Experts noted that China had yet to publish its baselines in the broader South China Sea region, a necessary step before the breadth of a maritime territory can be measured under UNCLOS.
Beijing has only specified a set of base points in the Gulf of Tonkin, the northwestern portion of the South China Sea where Beijing and Hanoi signed a delineation agreement in 2000.
Beijing has also not clarified the legal meaning of its vast nine-dash line, which encompasses up to 90 per cent of the disputed waters, stretching about 2,000km (1,240 miles) from the Chinese mainland to within just a few hundred kilometres of the Philippines, Malaysia, and Vietnam.
Ding noted that baseline information was a prerequisite for the CLCS to make a determination. China’s lack of defined baselines would present a legal and technical challenge when it tried to submit its own ECS claims, he said.
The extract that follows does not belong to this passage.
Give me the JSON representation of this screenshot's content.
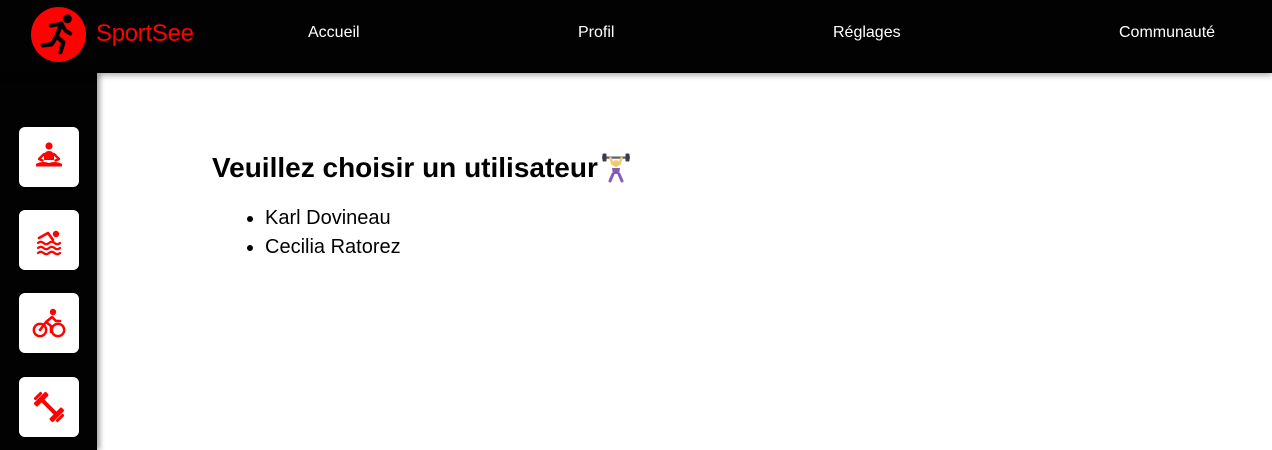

According to Chen, Beijing could hit a bottleneck in its narrative if it advances ECS claims in the southern part of the South China Sea. It may become difficult to reconcile such submissions with the established stance of its nine-dash line, she said.
Beijing may opt out of submitting its own ECS proposals in the Spratly Islands, avoiding the need to clarify the legal justification of the nine-dash line and preserve the flexibility of its interpretation, Chen said.
Ding said another calculation that Beijing may be making in not actively seeking the validation of an ECS lies in the fact that such submissions are not conducive to solving maritime disagreements among the claimant states.
“China’s primary priority is to tackle issues of territorial sovereignty and manage conflicts effectively,” he said. “Ultimately, the path to resolving the disputes will necessitate a return to the negotiation table and claimant states engaging in thorough consultations.”